In this study, we developed fluorescence peptide nucleic acid (PNA) probes that can change the fluorescence intensity and emission wavelength upon hybridization with correct DNA targets. Such probes should be useful for DNA sequence analyses. The PNA employed in this work is the pyrrolidinyl PNA with an alternating D-proline/2-aminocyclopentane carboxylic acid backbone (acpcPNA) which shows superior stability, as well as binding affinity and specificity than DNA and commercial PNA. In the first part, internally dual-labeled acpcPNA were synthesized using a pair of orthogonally-protected (Tfa and o-Nosyl) 3-aminopyrrolidine-4-carboxylic acid (APC) that was incorporated into the acpcPNA backbone. It was proposed that the fluorescence of internally dual-labeled acpcPNA should change due to different interactions (quenching or FRET) between the two dyes in the single stranded and DNA-hybridized probes. Unfortunately, the fluorescence change was not very high, and was not in accordance with the design due to the quenching between the FRET pairs in single stranded probes. In the second part, dual end-labeled acpcPNA probes bearing a fluorophore and a quencher with end-stacking ability (anthraquinone) were developed. These single-stranded end-labeled probes exhibited very low fluorescence in single stranded state. In the presence of complementary DNA, the fluorescence of the doubly-end labeled acpcPNA was greatly enhanced (up to 18 folds).
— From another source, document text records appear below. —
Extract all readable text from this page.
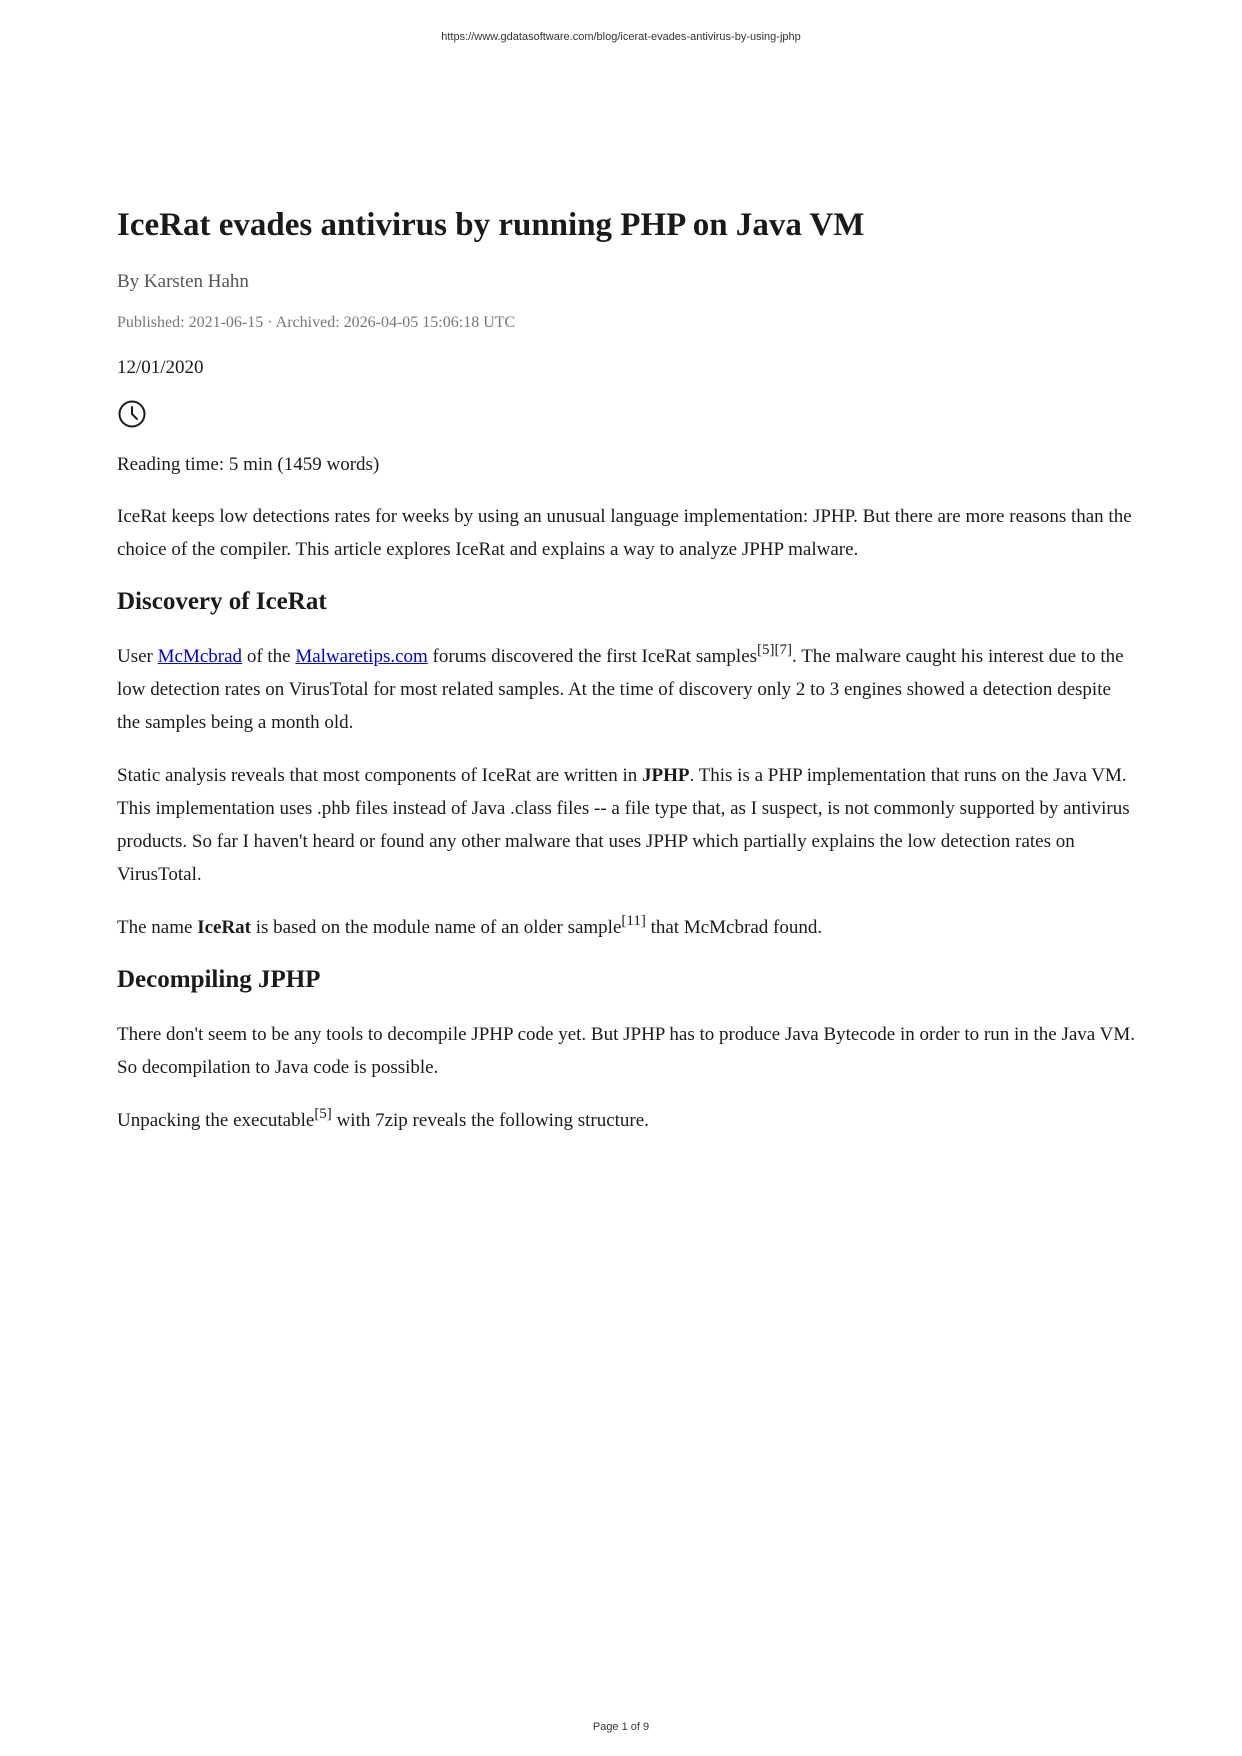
https://www.gdatasoftware.com/blog/icerat-evades-antivirus-by-using-jphp
IceRat evades antivirus by running PHP on Java VM
By Karsten Hahn
Published: 2021-06-15 · Archived: 2026-04-05 15:06:18 UTC
12/01/2020
Reading time: 5 min (1459 words)

IceRat keeps low detections rates for weeks by using an unusual language implementation: JPHP. But there are more reasons than the choice of the compiler. This article explores IceRat and explains a way to analyze JPHP malware.

Discovery of IceRat

User McMcbrad of the Malwaretips.com forums discovered the first IceRat samples[5][7]. The malware caught his interest due to the low detection rates on VirusTotal for most related samples. At the time of discovery only 2 to 3 engines showed a detection despite the samples being a month old.

Static analysis reveals that most components of IceRat are written in JPHP. This is a PHP implementation that runs on the Java VM. This implementation uses .phb files instead of Java .class files -- a file type that, as I suspect, is not commonly supported by antivirus products. So far I haven't heard or found any other malware that uses JPHP which partially explains the low detection rates on VirusTotal.

The name IceRat is based on the module name of an older sample[11] that McMcbrad found.

Decompiling JPHP

There don't seem to be any tools to decompile JPHP code yet. But JPHP has to produce Java Bytecode in order to run in the Java VM. So decompilation to Java code is possible.

Unpacking the executable[5] with 7zip reveals the following structure.

Page 1 of 9
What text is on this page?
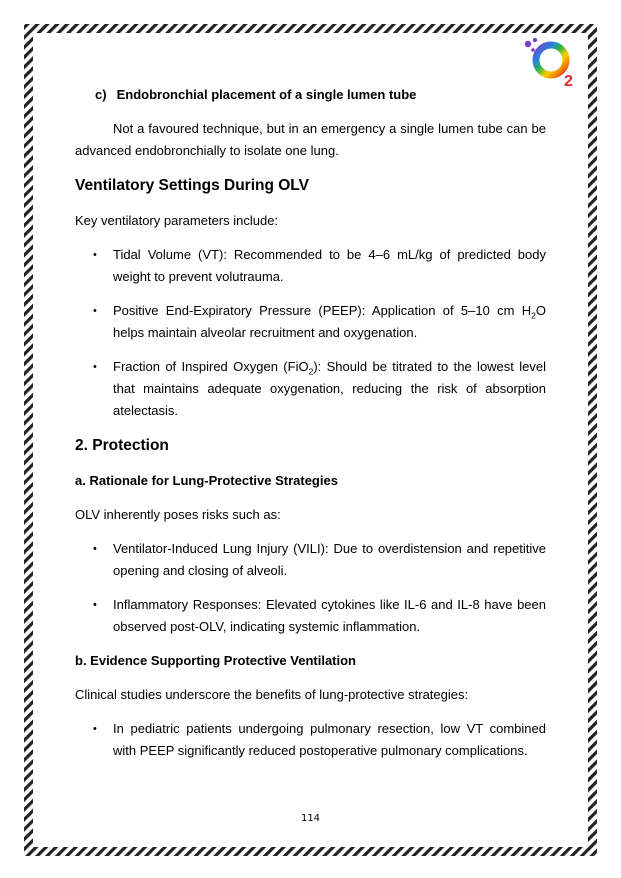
2
c) Endobronchial placement of a single lumen tube

Not a favoured technique, but in an emergency a single lumen tube can be advanced endobronchially to isolate one lung.

Ventilatory Settings During OLV

Key ventilatory parameters include:

• Tidal Volume (VT): Recommended to be 4–6 mL/kg of predicted body weight to prevent volutrauma.
• Positive End-Expiratory Pressure (PEEP): Application of 5–10 cm $H_2O$ helps maintain alveolar recruitment and oxygenation.
• Fraction of Inspired Oxygen (FiO$_2$): Should be titrated to the lowest level that maintains adequate oxygenation, reducing the risk of absorption atelectasis.
2. Protection
a. Rationale for Lung-Protective Strategies

OLV inherently poses risks such as:

• Ventilator-Induced Lung Injury (VILI): Due to overdistension and repetitive opening and closing of alveoli.
• Inflammatory Responses: Elevated cytokines like IL-6 and IL-8 have been observed post-OLV, indicating systemic inflammation.
b. Evidence Supporting Protective Ventilation

Clinical studies underscore the benefits of lung-protective strategies:

• In pediatric patients undergoing pulmonary resection, low VT combined with PEEP significantly reduced postoperative pulmonary complications.
114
The probes exhibit good specificity in discriminating between complementary and both internally and terminally mismatched DNA, which could be improved further by a strand displacement reaction or by increasing the temperature. In the third part, the solvatrochromic dye Nile red which can change its fluorescence according to its environment was incorporated into the internal positions of acpcPNA backbone. The fluorescence of the Nile red-modified acpcPNA was enhanced when hybridized with complementary DNA and DNA with inserted base that can form a bulge. Based on spectroscopic data, the Nile red was proposed to interact with the groove in complementary PNA-DNA hybrid, or the hydrophobic pocket formed by the bulged duplex.